My mother, barely listening to my complaints, would adjust her reading glasses and lament without looking up from her Vanity Fair, “Because I filled out the questionnaire wrong.” My first Victoria’s Secret push-up bra was the blessing I’d asked for.
“Excuse me?” I asked the sales girl, “What do you have that has the most padding? And can I have ten of them?” Working on commission, the young well-endowed college student was eager to send me home a full cup size larger.
“This one,” she picked out a hot pink number perfect for that night with Topher Grace I’d never have, “is probably my favorite.” She held it against herself, “It also comes in beige, black, white, and blue.”
“I’ll take them,” I said without hesitation and wore the white one out of the store. Sure, the very expensive bras had more than enough padding in it to make me feel like a line backer, but at least I was always ready to go long. Not to mention it also gave the illusion that I had a bust of some sort.
I’d love to say that after my purchase the boys were on me like Angelina Jolie on a black orphan, but unfortunately, I seem to only attract those pesky genuinely nice boys who don’t care about a girl's breasts or looks. You know, gay guys.
Popularity didn’t come so easily either. The very fact that I dress like a nun hindered me from ranking any higher than Drama Nerd in school. Even with padding, wearing a lacy V-neck “down to there” is out of the question. I just end up looking like a little girl playing dress up in her mother’s clothing. I had been convinced for years that I would never grow up, and eyed the leggy, full-busted, and seemingly perfect eleven year old Jamie Bohanan with a pure hatred that I’d later come to understand was jealousy.

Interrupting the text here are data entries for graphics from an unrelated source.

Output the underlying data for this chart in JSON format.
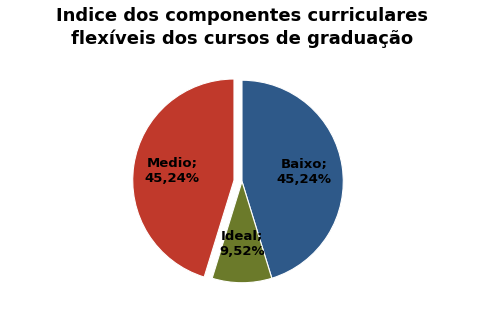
{
  "title": "Indice dos componentes curriculares\nflexíveis dos cursos de graduação",
  "slices": [
    {
      "label": "Baixo",
      "value": 45.24,
      "color": "#2E5989",
      "pct": "45,24%"
    },
    {
      "label": "Ideal",
      "value": 9.52,
      "color": "#6B7A2A",
      "pct": "9,52%"
    },
    {
      "label": "Medio",
      "value": 45.24,
      "color": "#C0392B",
      "pct": "45,24%"
    }
  ],
  "background_color": "#FFFFFF",
  "title_fontsize": 13,
  "label_fontsize": 9.5,
  "startangle": 90,
  "explode": [
    0,
    0,
    0.08
  ]
}
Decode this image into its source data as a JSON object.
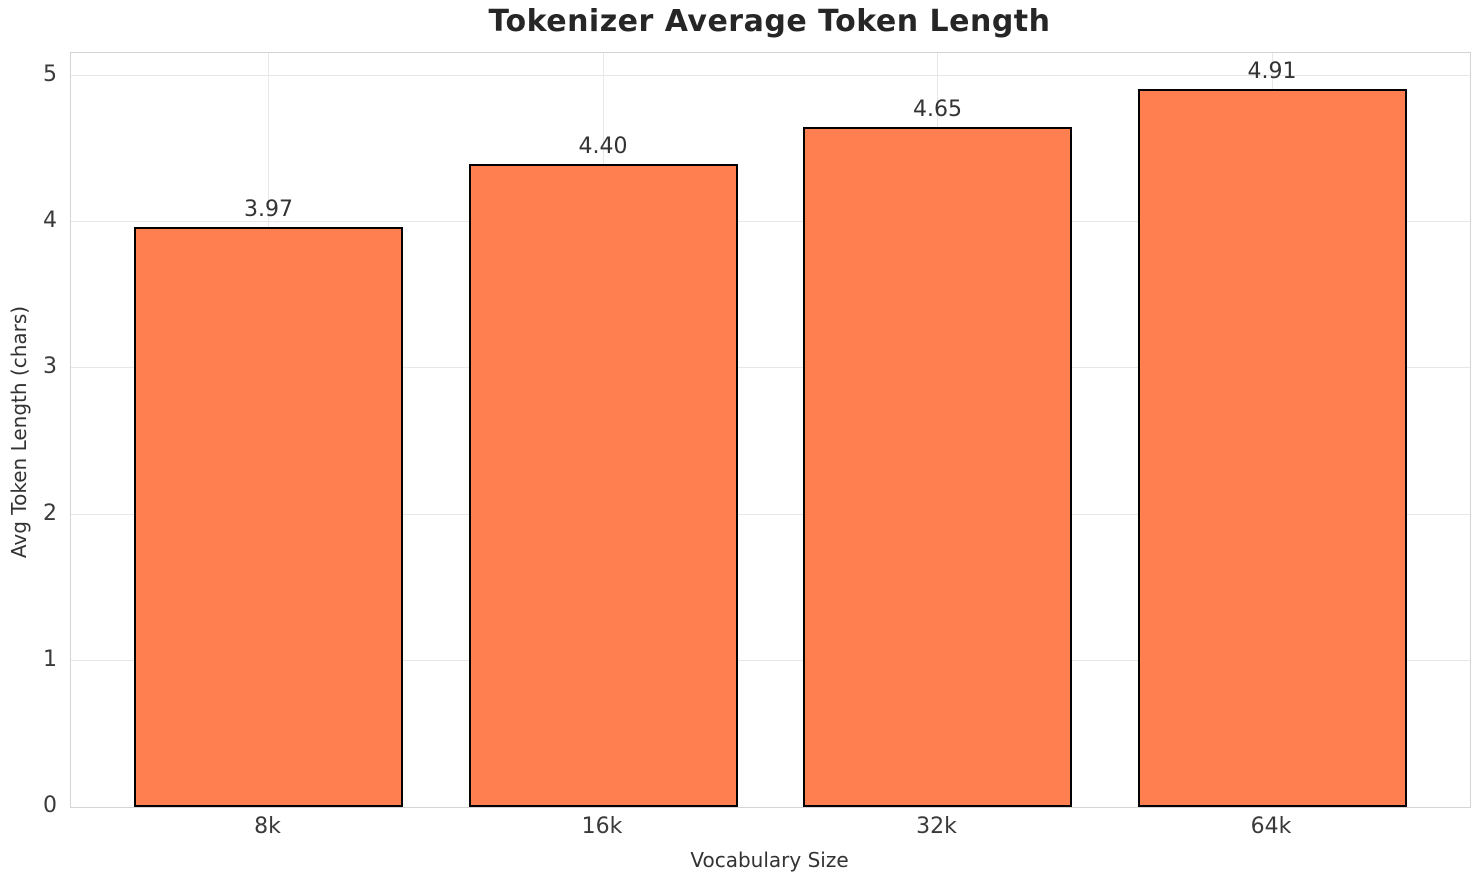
{
  "chart_data": {
    "type": "bar",
    "title": "Tokenizer Average Token Length",
    "xlabel": "Vocabulary Size",
    "ylabel": "Avg Token Length (chars)",
    "categories": [
      "8k",
      "16k",
      "32k",
      "64k"
    ],
    "values": [
      3.97,
      4.4,
      4.65,
      4.91
    ],
    "value_labels": [
      "3.97",
      "4.40",
      "4.65",
      "4.91"
    ],
    "yticks": [
      0,
      1,
      2,
      3,
      4,
      5
    ],
    "ylim": [
      0,
      5.16
    ],
    "grid": true,
    "legend": "none",
    "colors": {
      "bar_fill": "#FF7F50",
      "bar_edge": "#000000",
      "grid_line": "#E7E7E7",
      "axis_spine": "#D4D4D4",
      "title_text": "#262626",
      "label_text": "#333333",
      "background": "#FFFFFF"
    }
  }
}
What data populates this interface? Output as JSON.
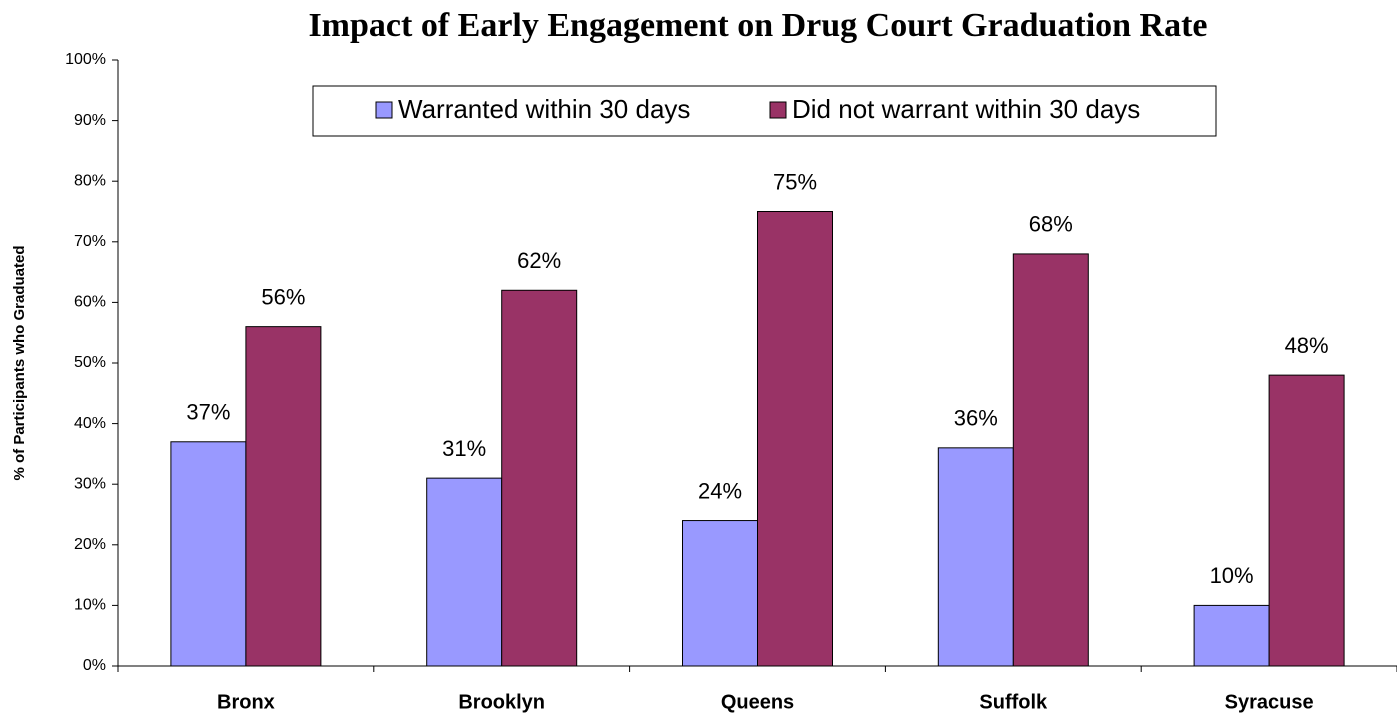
{
  "chart_data": {
    "type": "bar",
    "title": "Impact of Early Engagement on Drug Court Graduation Rate",
    "y_label": "% of Participants who Graduated",
    "categories": [
      "Bronx",
      "Brooklyn",
      "Queens",
      "Suffolk",
      "Syracuse"
    ],
    "series": [
      {
        "name": "Warranted within 30 days",
        "color": "#9999ff",
        "values": [
          37,
          31,
          24,
          36,
          10
        ],
        "value_labels": [
          "37%",
          "31%",
          "24%",
          "36%",
          "10%"
        ]
      },
      {
        "name": "Did not warrant within 30 days",
        "color": "#993366",
        "values": [
          56,
          62,
          75,
          68,
          48
        ],
        "value_labels": [
          "56%",
          "62%",
          "75%",
          "68%",
          "48%"
        ]
      }
    ],
    "ylim": [
      0,
      100
    ],
    "yticks": [
      {
        "value": 0,
        "label": "0%"
      },
      {
        "value": 10,
        "label": "10%"
      },
      {
        "value": 20,
        "label": "20%"
      },
      {
        "value": 30,
        "label": "30%"
      },
      {
        "value": 40,
        "label": "40%"
      },
      {
        "value": 50,
        "label": "50%"
      },
      {
        "value": 60,
        "label": "60%"
      },
      {
        "value": 70,
        "label": "70%"
      },
      {
        "value": 80,
        "label": "80%"
      },
      {
        "value": 90,
        "label": "90%"
      },
      {
        "value": 100,
        "label": "100%"
      }
    ],
    "grid": false,
    "legend": "top"
  }
}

Boys flocked to “that slut” as my friends and I called her lovingly between bites of Lunchable in the blue and white ‘cafetorium’ that never failed to be a perfect fifty-four degrees. As she waltzed by our brown table, swishing her newly arrived hips through the air like Naomi Campbell (pre-crazy) on the catwalk, my flat-chested friends and I would try to burn holes into her skull with our eyes- while really trying to pick up fashion tips- or picture her slipping on an impeccably placed banana peel so at least she could at least feel as awkward as we did. We were too naive to realize that she probably did feel as awkward as we did, just for a different reason. When she was finally out of earshot, nine times out of ten I would be the one to lead us into a chorus of “I hate her”. She had a life none of us could have or understand, a life with more problems than we would probably ever know. Our dream was her reality, and the reason she never went to a sleepover or a pool party. When she’s famous for being beautiful and people roll their eyes when she tells Vogue she was teased as a girl, I’ll believe her, because I was there and I was probably the one she’s talking about who called her a whore.